For investors purchasing stakes in state-owned enterprises equitized on Vietnam’s exchanges, the JSC structure is required. When entering the Vietnamese market, foreign investors can choose to enter into joint ventures as a majority (ownership more than 50 percent) or minority (ownership less than 50 percent) stakeholder.

The capital requirements for JVs are the same as for 100 percent FOEs.

 Unconditional sectors are not subject to specified capital requirements. However, Vietnam’s MPI does apply industry-specific capital requirements in many cases.

The percentage of ownership, and thus the amount of capital contributed, is the more important metric to use when evaluating the capital requirements for JVs in Vietnam. At present, statutory guidelines impose a foreign contribution floor of 30 percent for JVs, as well as a ceiling in specific conditional sectors. The government also mandates minimum contributions for domestic investors on an industry-specific basis. Set ups for JVs take about two to four months.

Public Private Partnership

A Public Private Partnership (PPPs) entails a partnership between a foreign or domestic enterprise and the government for the completion of key infrastructure projects. Vietnamese authorities are aggressively pursuing PPPs for a variety of infrastructure projects as a means of filling gaps left by a reduced role of state-owned enterprise, rising population, and increasing urbanization.

The five types of PPPs are Build-Transfer-Operate (BTO), Build Transfer (BT), Build- Operate- Transfer (BOT), Build-Own-Operate (BOO) and Build, Transfer and Lease (BTL).

FIE Structure Type

Common Purpose



Representative Office

  • Non-separate legal entity
  • Market research
  • Liaison with overseas parent company
  • Easy registration procedure
  • Cannot conduct profit making activities
  • Parent company bears liability

Branch Office

  • Non-separate legal entity
  • Commercial activity within parent company’s scope
  • Can remit profits abroad
  • Limited to certain industry sectors
  • Parent company bears liability

Limited Liability Company

  • Separate legal entity
  • Liability limited to capital contribution
  • No restriction on the scope of business
  • Cannot issue shares
  • Maximum of 50 shareholders

Joint-Stock Company

  • Separate legal entity
  • Liability limited to capital contribution
  • No restriction on the scope of business
  • Can issue shares and go public
  • Three or more shareholders required
  • Supervisory board required for most joint stock companies

Joint Venture

  • Partnership of companies or individuals for specific business purpose
  • Unconditional sectors not subject to specific capital requirements
  • Minimum contribution guidelines for domestic investors for industry specific cases
  • Two to four months to set up

Public Private Partnership

  • Entails partnership between foreign or domestic enterprise and government for infrastructure projects
  • Government aggressively pursuing PPPs to develop infrastructure
  • Several PPP models
  • Investors unsure of returns

Mergers and Acquisitions

Mergers and acquisitions (M&As) are an increasingly popular route for foreign investors looking to begin operations in Vietnam. With an M&A, investors can enjoy pre-existing access to consumers, locations, and distribution channels. This local knowledge can prove critical to successful operations within Vietnam’s vibrant but rapidly changing investment environment.
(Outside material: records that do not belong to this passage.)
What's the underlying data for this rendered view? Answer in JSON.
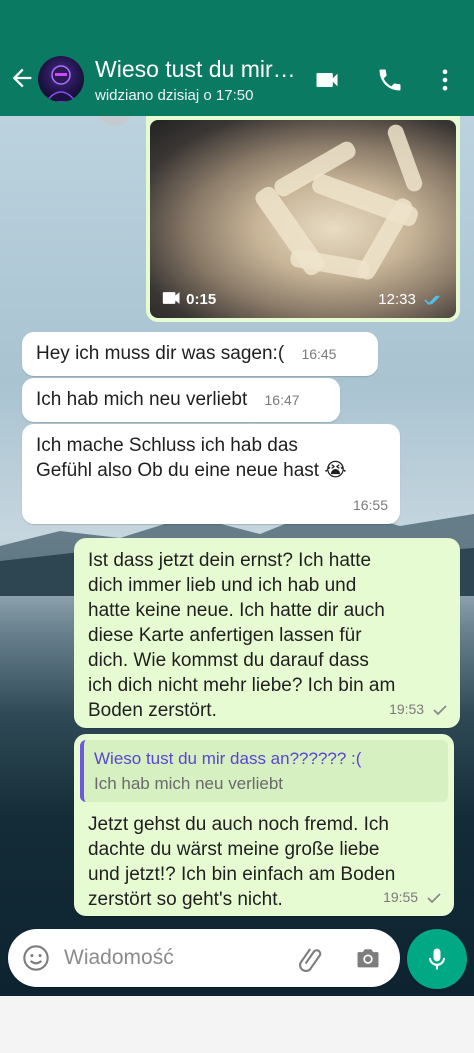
{
  "header": {
    "title": "Wieso tust du mir dass an?????? :(",
    "status": "widziano dzisiaj o 17:50",
    "icons": [
      "back-arrow-icon",
      "video-call-icon",
      "phone-icon",
      "more-vert-icon"
    ]
  },
  "video": {
    "duration": "0:15",
    "time": "12:33"
  },
  "messages": [
    {
      "text": "Hey ich muss dir was sagen:(",
      "time": "16:45"
    },
    {
      "text": "Ich hab mich neu  verliebt",
      "time": "16:47"
    },
    {
      "line1": "Ich mache Schluss ich hab das",
      "line2": "Gefühl also Ob du eine neue hast 😭",
      "time": "16:55"
    },
    {
      "lines": [
        "Ist dass jetzt dein ernst? Ich hatte",
        "dich immer lieb und ich hab und",
        "hatte keine neue. Ich hatte dir auch",
        "diese Karte anfertigen lassen für",
        "dich. Wie kommst du darauf dass",
        "ich dich nicht mehr liebe? Ich bin am",
        "Boden zerstört."
      ],
      "time": "19:53"
    },
    {
      "quote_name": "Wieso tust du mir dass an?????? :(",
      "quote_text": "Ich hab mich neu  verliebt",
      "lines": [
        "Jetzt gehst du auch noch fremd. Ich",
        "dachte du wärst meine große liebe",
        "und jetzt!? Ich bin einfach am Boden",
        "zerstört so geht's nicht."
      ],
      "time": "19:55"
    }
  ],
  "composer": {
    "placeholder": "Wiadomość"
  },
  "colors": {
    "header": "#0b7a62",
    "outgoing": "#e7fbd3",
    "incoming": "#ffffff",
    "mic": "#00a884",
    "read_ticks": "#53bdeb"
  }
}
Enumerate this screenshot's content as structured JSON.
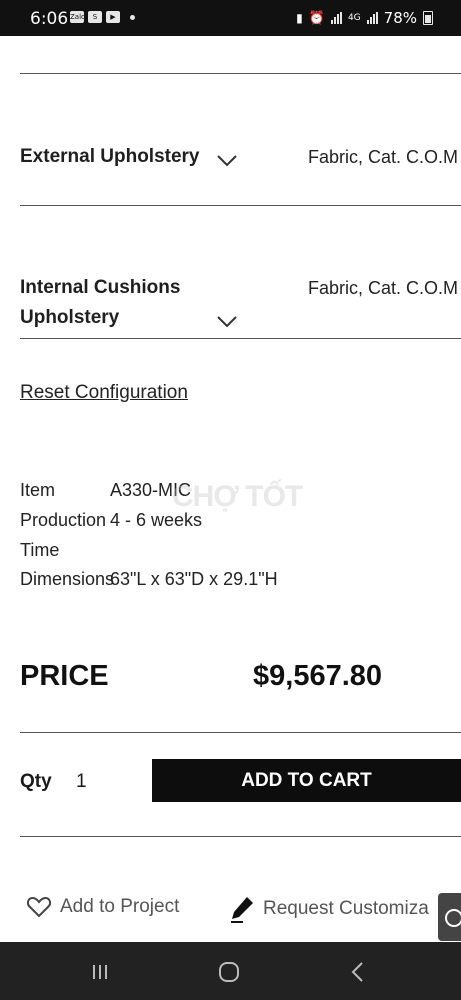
{
  "status_bar": {
    "time": "6:06",
    "left_icons": [
      "zalo-icon",
      "shopee-icon",
      "youtube-icon",
      "dot-icon"
    ],
    "right_icons": [
      "sim-icon",
      "alarm-icon",
      "signal-icon",
      "4g-icon",
      "signal-icon"
    ],
    "network": "4G",
    "battery": "78%"
  },
  "options": [
    {
      "label": "External Upholstery",
      "value": "Fabric, Cat. C.O.M"
    },
    {
      "label_line1": "Internal Cushions",
      "label_line2": "Upholstery",
      "value": "Fabric, Cat. C.O.M"
    }
  ],
  "reset_label": "Reset Configuration",
  "specs": {
    "item_label": "Item",
    "item_value": "A330-MIC",
    "production_label_line1": "Production",
    "production_label_line2": "Time",
    "production_value": "4 - 6 weeks",
    "dimensions_label": "Dimensions",
    "dimensions_value": "63\"L x 63\"D x 29.1\"H"
  },
  "price": {
    "label": "PRICE",
    "value": "$9,567.80"
  },
  "qty": {
    "label": "Qty",
    "value": "1"
  },
  "add_to_cart": "ADD TO CART",
  "actions": {
    "add_to_project": "Add to Project",
    "request_customization": "Request Customiza"
  },
  "watermark": "CHỢ TỐT",
  "colors": {
    "button_bg": "#0d0d0d",
    "button_text": "#ffffff",
    "nav_bg": "#222222",
    "status_bg": "#111111"
  }
}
Investors that find it challenging to enter the Vietnamese market may find that the M&A route provides a unique solution to several obstacles.

Investors need to weigh the pros and cons of whether merging or acquiring complements their business strategy. A merger is when two companies join to form one company by transferring assets, rights, obligations, and interests to the merged company and therefore terminating the two separate companies.

Acquisitions require a change in ownership and are typically in the form of existing share purchases or new shares but also involve acquiring assets. For non-public companies, liability mainly stems from the failure to meet with the provisions set out in the agreement.

Investors that are interested in this route should recognize the legal foundation for M&As, and understand the procedures and restrictions associated with acquisitions.